Servandeau travaille dur. Les journaux sont reçus à sept heures. Il les place en rayons, les pose à l'endroit s'il y pense. La boutique ferme à sept heures. Le voici retraité. D'autant plus de temps pour visiter sa tombe : la dalle porte son nom, né le tant, tiret d'attente – et l'épitaphe, plagiée d'une tombe à Quinsac : Homme de lettres. A cent francs la lettre, 1400 francs (plus de deux cents-z-euros (il fait la liaison) "en monnaie d'Occupation" (sic). Des contes moraux de Servandeau paraissent dans Feuilles d'Auvergne. Mais il n'a garde d'abandonner son comptoir. Il reçoit le client, vend, remercie : "On ne prend jamais sa retraite", dit-il, "dans le commerce".



Dessin, lecture

Derrière le comptoir, aux heures creuses, il dessine des tombes. "Signe d'indépendance" disent les pédopsys. Mais à 56 ans ? Ripa, sortant de sa chambre-hôpital, achète sa Montagne. Servandeau plongé dans un "poche" : "Fais voir ?" dit Ripa. Servandeau présente la couverture : "Ernst Jünger. - C'est bien" pense Ripa ("pour un marchand de journaux..."). Le lendemain, autre ouvrage : le papetier se dérobe, ne montre rien : "Sans importance" - il ferait beau voir qu'un Ripa controlât ses lectures. Servandeau collectionne les titres de journaux : Coup de grisou en Chine, Tsunami en Indonésie, Ecrasé sous son tracteur retourné.

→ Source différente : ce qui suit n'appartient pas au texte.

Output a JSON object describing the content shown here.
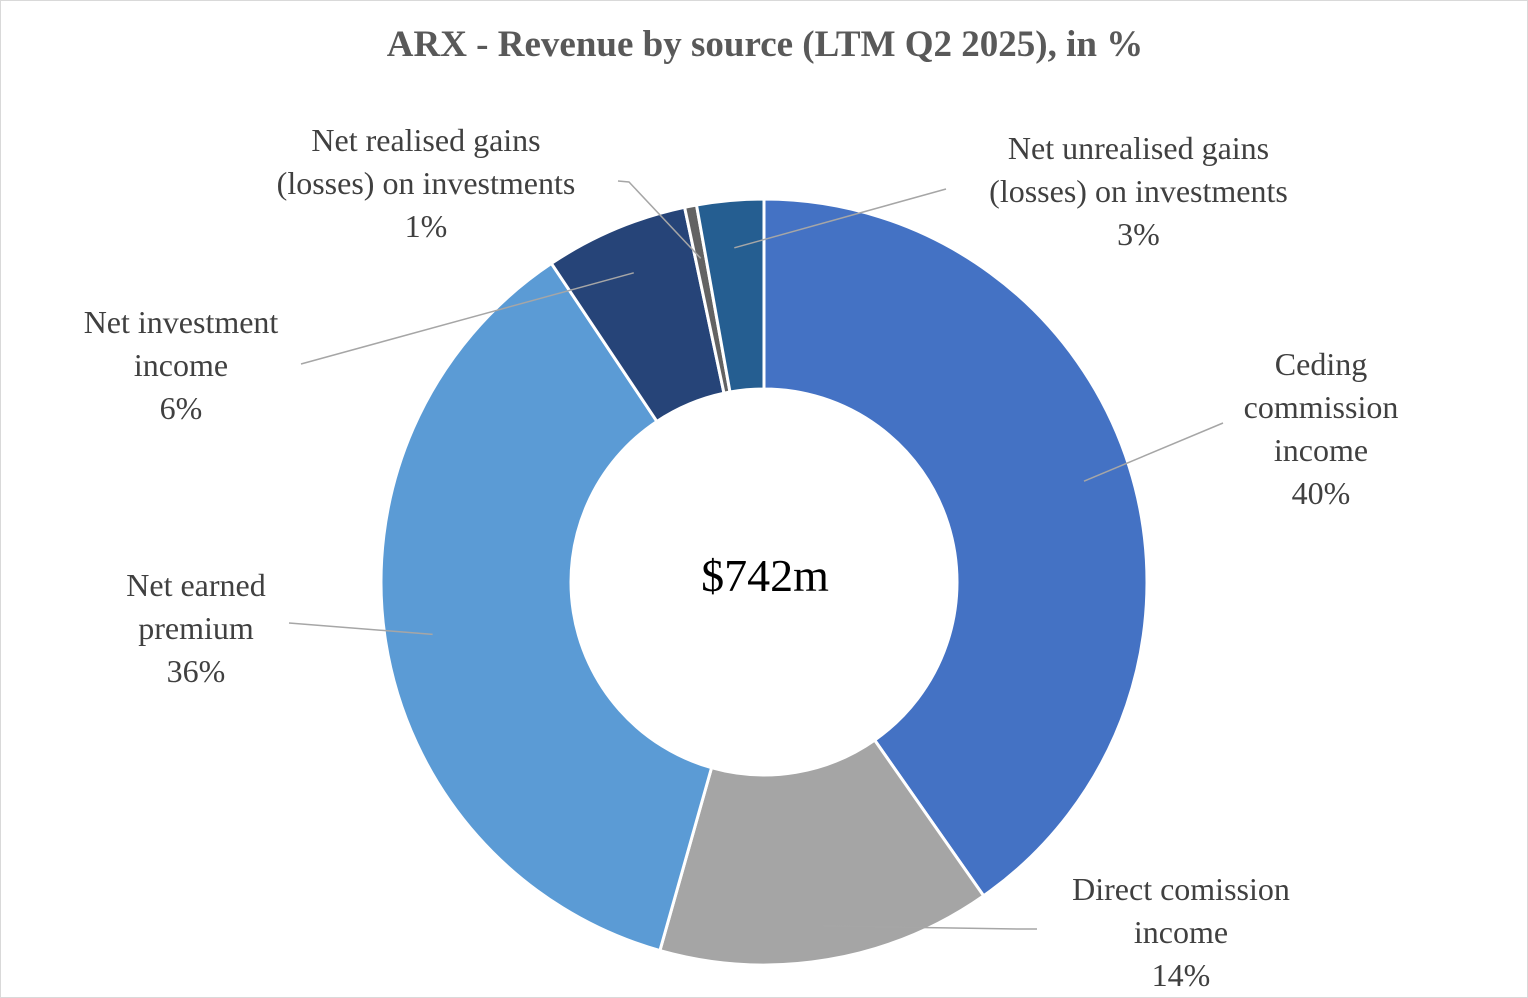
{
  "chart_data": {
    "type": "pie",
    "variant": "donut",
    "title": "ARX - Revenue by source (LTM Q2 2025), in %",
    "center_label": "$742m",
    "unit": "%",
    "legend": "none",
    "slices": [
      {
        "key": "ceding",
        "label_lines": [
          "Ceding",
          "commission",
          "income"
        ],
        "value": 40,
        "value_label": "40%",
        "color": "#4472C4"
      },
      {
        "key": "direct",
        "label_lines": [
          "Direct comission",
          "income"
        ],
        "value": 14,
        "value_label": "14%",
        "color": "#A5A5A5"
      },
      {
        "key": "earned",
        "label_lines": [
          "Net earned",
          "premium"
        ],
        "value": 36,
        "value_label": "36%",
        "color": "#5B9BD5"
      },
      {
        "key": "invest",
        "label_lines": [
          "Net investment",
          "income"
        ],
        "value": 6,
        "value_label": "6%",
        "color": "#264478"
      },
      {
        "key": "realised",
        "label_lines": [
          "Net realised gains",
          "(losses) on investments"
        ],
        "value": 0.5,
        "value_label": "1%",
        "color": "#636363"
      },
      {
        "key": "unrealised",
        "label_lines": [
          "Net unrealised gains",
          "(losses) on investments"
        ],
        "value": 2.8,
        "value_label": "3%",
        "color": "#255E91"
      }
    ]
  }
}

Il colle ses titres dans des classeurs. Sur un carnet à part il note les Prophéties correspondantes de Nostradamus ; beaucoup servent plusieurs fois. Servandeau et Ripa se connaissent depuis quatorze ans. Ils haussent les épaules l'un de l'autre.
 

CHAPTER THE FOURTH

La Toile

St-Flour a trois Cybercafés, en sursis : chacun s'équipe ici comme ailleurs. Servandeau choisit le plus sombre. Au fond d'un boyau gavé de moniteurs gris (screenplays, écrans) officient deux prêtresses-gérantes, suceuses des indigents de la com. La première a des lunettes d'écaille, la tête à droite, elle apprend le mandarin. La seconde, tifs queue-de-vache et menton galoché, de la présence, du piquant. Servandeau découvre tout. "Courriel" l'enthousiasme. "Courriel" : pas question d'e-mail. Restons français. Des Françaises à l'interface, des Belges, des Comoriennes : "relations discrètes, race indifférente".

The Girls

Servandeau truque sa date de naissance. Pas de photo non plus – no webcam. Sa femme Greta, née Gus, jalouse en plus de maniaque (celle qui remet les journaux) - avare ! pas près d'investir dans le P.C. (Portable Computer). Servandeau va au cyber comme on va au bordel. Il dit : "Rupture de ramettes A 4 ! je fais une virée à Clermont. - Passe commande par téléphone, comme d'habitude". Elle croit les prêtresses du Cyber-Point (saïber-poïnt) incorruptibles - impardonnable : Servandeau se les tape dans l'arrière-boutique. "Autre chose que les parlottes sur Toile."